Quelques professeurs d'université dans une pizzeria à Bologne en Italie. Discutent-ils de la pluie et du beau temps ? Certainement pas! Initiés par le célèbre Umberto Eco (qui possède plus d'une vingtaine de doctorat honoris causa, dont un de l'Université du Québec à Montréal), ces cerveaux surchauffés se sont affairés à l'élaboration d'une nouvelle science négative du savoir, la cacopédie. Décrite comme la science des solutions qui, dans le cas où elles ne sont pas imaginées
par malice ou méchanceté, seront bien vite imaginées par quelqu'un de
sérieux et sans malice, le remue-méninges de ces intellectuels a donné naissance à des idées tordues et déjantées comme la zérologie, un système de calcul logique complet fondé uniquement sur le zéro ou encore sur la réflexion à propos de l'impossibilité de construire la carte à l'échelle 1:1 de l'empire. Absurde et difficile à réaliser : tout à fait. Impossible ? C'est à voir.
À travers les époques, les cartes se sont toujours améliorées en terme de fidélité de ce qui était à représenter. Pour atteindre la perfection, la carte devrait hypothétiquement reproduire non seulement les reliefs naturels mais aussi les bâtiments et les sujets du territoire. Ainsi, on en déduit que la carte grandeur réelle étalée ne peut pas être opaque car elle priverait la terre où elle est déployée des rayons solaires et des précipitations. Sans compter qu'il serait difficile de percevoir les altérations du territoire pour corriger continuellement la carte pour qu'elle demeure fidèle à la réalité. Et pourquoi pas une carte suspendue au-dessus du territoire à l'aide de poteaux d'une hauteur égale à ses plus hauts reliefs ? Si on observe une portion de la carte à partir d'en dessous, elle est fidèle uniquement au moment où elle est achevée. Sans compter la difficulté possible s'amuser avec un cerf-volant... Au contraire, si l'observateur décidait de survoler la carte par le dessus, elle deviendrait automatiquement infidèle puisqu'elle représenterait un territoire ayant un nombre d'habitants supérieur d'au moins un par rapport à celui des résidents effectifs au moment de l'observation.

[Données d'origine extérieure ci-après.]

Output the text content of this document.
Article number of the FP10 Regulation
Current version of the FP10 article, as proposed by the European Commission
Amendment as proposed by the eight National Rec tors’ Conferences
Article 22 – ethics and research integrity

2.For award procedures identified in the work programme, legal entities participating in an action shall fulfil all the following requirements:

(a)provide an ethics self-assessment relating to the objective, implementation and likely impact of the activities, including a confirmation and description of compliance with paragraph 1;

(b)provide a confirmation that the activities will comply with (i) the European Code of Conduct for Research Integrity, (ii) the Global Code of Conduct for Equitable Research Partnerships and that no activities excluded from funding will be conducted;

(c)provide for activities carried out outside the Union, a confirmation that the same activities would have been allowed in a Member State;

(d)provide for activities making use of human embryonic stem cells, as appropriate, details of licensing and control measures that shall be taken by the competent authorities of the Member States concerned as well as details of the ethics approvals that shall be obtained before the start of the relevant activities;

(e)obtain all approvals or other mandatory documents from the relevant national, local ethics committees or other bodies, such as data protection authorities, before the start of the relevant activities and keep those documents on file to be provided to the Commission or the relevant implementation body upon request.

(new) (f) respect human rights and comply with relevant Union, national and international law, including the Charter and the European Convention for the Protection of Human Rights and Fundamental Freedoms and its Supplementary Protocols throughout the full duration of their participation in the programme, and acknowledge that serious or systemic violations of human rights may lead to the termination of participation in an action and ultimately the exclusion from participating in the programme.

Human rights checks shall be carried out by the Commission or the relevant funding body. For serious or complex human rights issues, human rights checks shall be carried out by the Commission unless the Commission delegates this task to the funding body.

Il y a aussi la problématique de pouvoir ranger la carte, qu'elle soit pliable et dépliable. À supposer que la carte soit étalée sur le sol et que les habitants vivraient dessus, lorsque viendrait le temps de la rangeer, chacun prendrait un bord et la replierait progressivement en reculant vers le centre et en soutenant les bords repliés au-dessus de leur tête. Si les habitants ne sautent pas à l'extérieur au fur et à mesure du repliage, la population serait enfermée dans une poche et on qualifierait alors cette situation catastrophique de "scrotum". Inconfort et détresse psychologique assurés. Et n'allez pas croire que la réflexion s'arrête là. Une énorme carte repliée au centre du territoire n'est-elle pas censée être représentée sur la carte si on souhaite conserver son exactitude ?
Si ce que vous venez de lire vous a plu, vous trouverez quelques extraits choisis à la fin du livre Comment voyager avec un saumon d'Umberto Eco (qui vaut son pesant d'or en matière d'humour intello).
Sorti originalement il y a 20 ans, je l'ai lu pour la 1ère fois au début des années 2000 et je n'ai jamais retrouvé d'équivalent par un autre auteur. Vos suggestions de lectures similaires seront grandement appréciées.
samedi 21 avril 2012
0 réponse à "Initiation à la cacopédie et l'anti-savoir"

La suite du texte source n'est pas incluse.